Est ce que tu as une question à poser à l’organisateur ?  

Elles seront fraîches les bières au départ et à l’arrivée ?!? (Réponse : Bah oui la neige à l’arrivée c’est pratique pour rafraichir les bières ! )


Daniel TREMBLAIS – Gétigné (44) – 59 ans

Présente toi en quelques mots ?

Je m’appelle Daniel Tremblais, j’ai 59ans.
Je suis venu au vélo parce que j’adore les sport d’endurance en milieu naturel. Et comme pour bon nombre d’anciens footeux et coureurs à pieds, mes articulations commençaient a flancher, le vtt est vite devenu un réel plaisir.
J’ai fait la French Divide il y a 2ans et j’ai adoré l’ambiance, le challenge, et le parcours.

Crédit photo : Louis Lambin photography

Pourquoi tu t’es inscrit à la Sea To Peak ? 

La Sea To Peak étant dans le même esprit que la French Divide à une période qui me convient bien, je me suis inscrit.

Avec quel vélo as-tu prévu de faire la Sea To Peak ?  
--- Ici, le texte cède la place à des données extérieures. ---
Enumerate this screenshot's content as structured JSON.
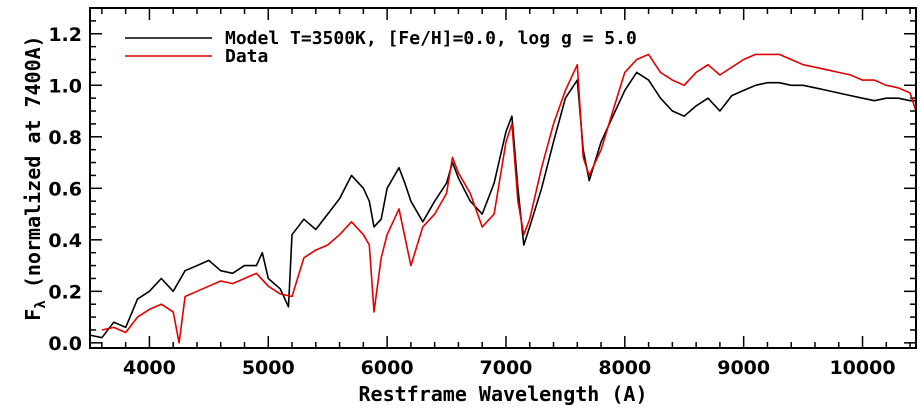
{
  "chart_data": {
    "type": "line",
    "xlabel": "Restframe Wavelength (A)",
    "ylabel_prefix": "F",
    "ylabel_sub": "λ",
    "ylabel_rest": " (normalized at  7400A)",
    "xlim": [
      3500,
      10450
    ],
    "ylim": [
      -0.02,
      1.3
    ],
    "xticks": [
      4000,
      5000,
      6000,
      7000,
      8000,
      9000,
      10000
    ],
    "yticks": [
      0.0,
      0.2,
      0.4,
      0.6,
      0.8,
      1.0,
      1.2
    ],
    "ytick_labels": [
      "0.0",
      "0.2",
      "0.4",
      "0.6",
      "0.8",
      "1.0",
      "1.2"
    ],
    "legend_position": "top-left",
    "series": [
      {
        "name": "Model T=3500K, [Fe/H]=0.0, log g = 5.0",
        "color": "#000000",
        "x": [
          3500,
          3600,
          3700,
          3800,
          3900,
          4000,
          4100,
          4200,
          4300,
          4400,
          4500,
          4600,
          4700,
          4800,
          4900,
          4950,
          5000,
          5100,
          5170,
          5200,
          5300,
          5400,
          5500,
          5600,
          5700,
          5800,
          5850,
          5890,
          5950,
          6000,
          6100,
          6150,
          6200,
          6300,
          6400,
          6500,
          6550,
          6600,
          6700,
          6800,
          6900,
          7000,
          7050,
          7100,
          7150,
          7200,
          7300,
          7400,
          7500,
          7600,
          7650,
          7700,
          7800,
          7900,
          8000,
          8100,
          8200,
          8300,
          8400,
          8500,
          8600,
          8700,
          8800,
          8900,
          9000,
          9100,
          9200,
          9300,
          9400,
          9500,
          9600,
          9700,
          9800,
          9900,
          10000,
          10100,
          10200,
          10300,
          10400,
          10450
        ],
        "y": [
          0.03,
          0.02,
          0.08,
          0.06,
          0.17,
          0.2,
          0.25,
          0.2,
          0.28,
          0.3,
          0.32,
          0.28,
          0.27,
          0.3,
          0.3,
          0.35,
          0.25,
          0.21,
          0.14,
          0.42,
          0.48,
          0.44,
          0.5,
          0.56,
          0.65,
          0.6,
          0.55,
          0.45,
          0.48,
          0.6,
          0.68,
          0.62,
          0.55,
          0.47,
          0.55,
          0.62,
          0.7,
          0.64,
          0.55,
          0.5,
          0.62,
          0.82,
          0.88,
          0.6,
          0.38,
          0.45,
          0.6,
          0.78,
          0.95,
          1.02,
          0.75,
          0.63,
          0.78,
          0.88,
          0.98,
          1.05,
          1.02,
          0.95,
          0.9,
          0.88,
          0.92,
          0.95,
          0.9,
          0.96,
          0.98,
          1.0,
          1.01,
          1.01,
          1.0,
          1.0,
          0.99,
          0.98,
          0.97,
          0.96,
          0.95,
          0.94,
          0.95,
          0.95,
          0.94,
          0.94
        ]
      },
      {
        "name": "Data",
        "color": "#e00000",
        "x": [
          3600,
          3700,
          3800,
          3900,
          4000,
          4100,
          4200,
          4250,
          4300,
          4400,
          4500,
          4600,
          4700,
          4800,
          4900,
          5000,
          5100,
          5200,
          5300,
          5400,
          5500,
          5600,
          5700,
          5800,
          5850,
          5890,
          5950,
          6000,
          6100,
          6200,
          6300,
          6400,
          6500,
          6550,
          6600,
          6700,
          6800,
          6900,
          7000,
          7050,
          7100,
          7150,
          7200,
          7300,
          7400,
          7500,
          7600,
          7650,
          7700,
          7800,
          7900,
          8000,
          8100,
          8200,
          8300,
          8400,
          8500,
          8600,
          8700,
          8800,
          8900,
          9000,
          9100,
          9200,
          9300,
          9400,
          9500,
          9600,
          9700,
          9800,
          9900,
          10000,
          10100,
          10200,
          10300,
          10400,
          10450
        ],
        "y": [
          0.05,
          0.06,
          0.04,
          0.1,
          0.13,
          0.15,
          0.12,
          0.0,
          0.18,
          0.2,
          0.22,
          0.24,
          0.23,
          0.25,
          0.27,
          0.22,
          0.19,
          0.18,
          0.33,
          0.36,
          0.38,
          0.42,
          0.47,
          0.42,
          0.38,
          0.12,
          0.33,
          0.42,
          0.52,
          0.3,
          0.45,
          0.5,
          0.58,
          0.72,
          0.66,
          0.58,
          0.45,
          0.5,
          0.78,
          0.85,
          0.55,
          0.42,
          0.48,
          0.68,
          0.85,
          0.98,
          1.08,
          0.72,
          0.65,
          0.75,
          0.9,
          1.05,
          1.1,
          1.12,
          1.05,
          1.02,
          1.0,
          1.05,
          1.08,
          1.04,
          1.07,
          1.1,
          1.12,
          1.12,
          1.12,
          1.1,
          1.08,
          1.07,
          1.06,
          1.05,
          1.04,
          1.02,
          1.02,
          1.0,
          0.99,
          0.97,
          0.9
        ]
      }
    ]
  }
}
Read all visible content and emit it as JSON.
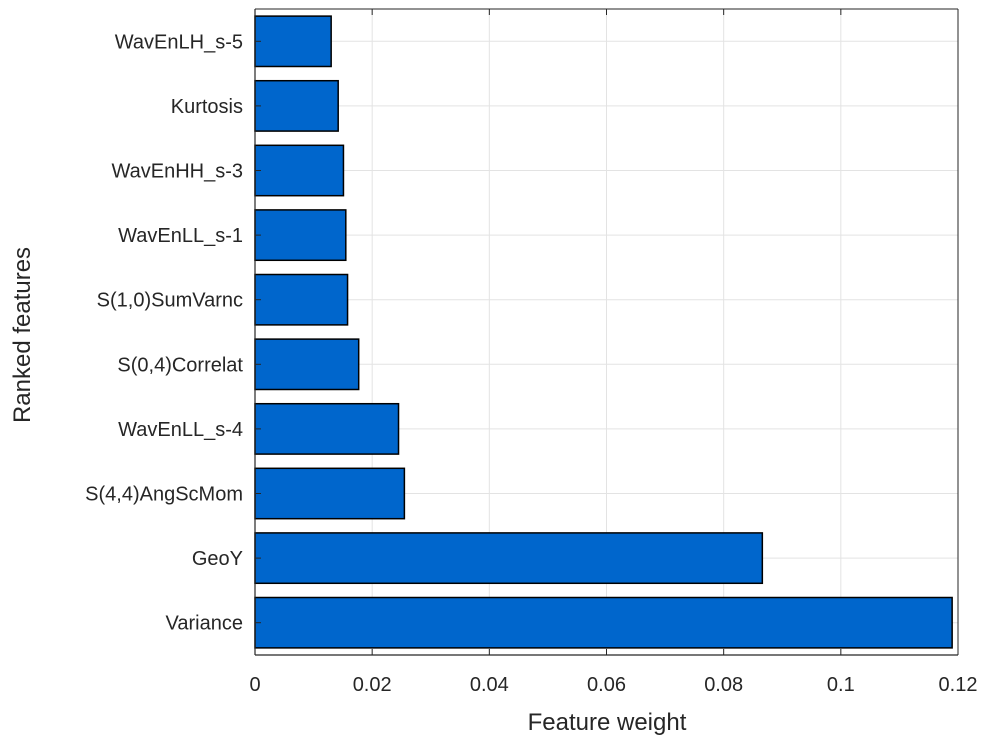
{
  "chart_data": {
    "type": "bar",
    "orientation": "horizontal",
    "title": "",
    "xlabel": "Feature weight",
    "ylabel": "Ranked features",
    "categories": [
      "WavEnLH_s-5",
      "Kurtosis",
      "WavEnHH_s-3",
      "WavEnLL_s-1",
      "S(1,0)SumVarnc",
      "S(0,4)Correlat",
      "WavEnLL_s-4",
      "S(4,4)AngScMom",
      "GeoY",
      "Variance"
    ],
    "values": [
      0.013,
      0.0142,
      0.0151,
      0.0155,
      0.0158,
      0.0177,
      0.0245,
      0.0255,
      0.0866,
      0.119
    ],
    "xlim": [
      0,
      0.12
    ],
    "xticks": [
      0,
      0.02,
      0.04,
      0.06,
      0.08,
      0.1,
      0.12
    ],
    "xtick_labels": [
      "0",
      "0.02",
      "0.04",
      "0.06",
      "0.08",
      "0.1",
      "0.12"
    ],
    "grid": true,
    "bar_color": "#0066cc",
    "bar_edge_color": "#000000"
  }
}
Comme la French Divide, je vais faire La Sea To Peak avec mon VTT Orbea Oiz sur lequel je ferai un ou deux aménagements.

Quel coin du parcours tu as le plus envie de découvrir ?

J’ai hâte d’arriver dans les Alpes que je ne connais pas mais que je redoute !
J’ai hâte de retrouver l’ambiance et toutes les personnes qui participent et organisent. 

Crédit photo : organisation

Ton aliment/plat préféré lorsque tu pars plusieurs jours en bikepacking ?

Les mini quiches lorraines. Et je grignote toute la journée des fruits secs. 

Est ce que tu as une question à poser à l’organisateur ?  

Pas de question particulière, on verra bien ce qui nous arrive. C’est aussi pour cet inconnu qu’on y va.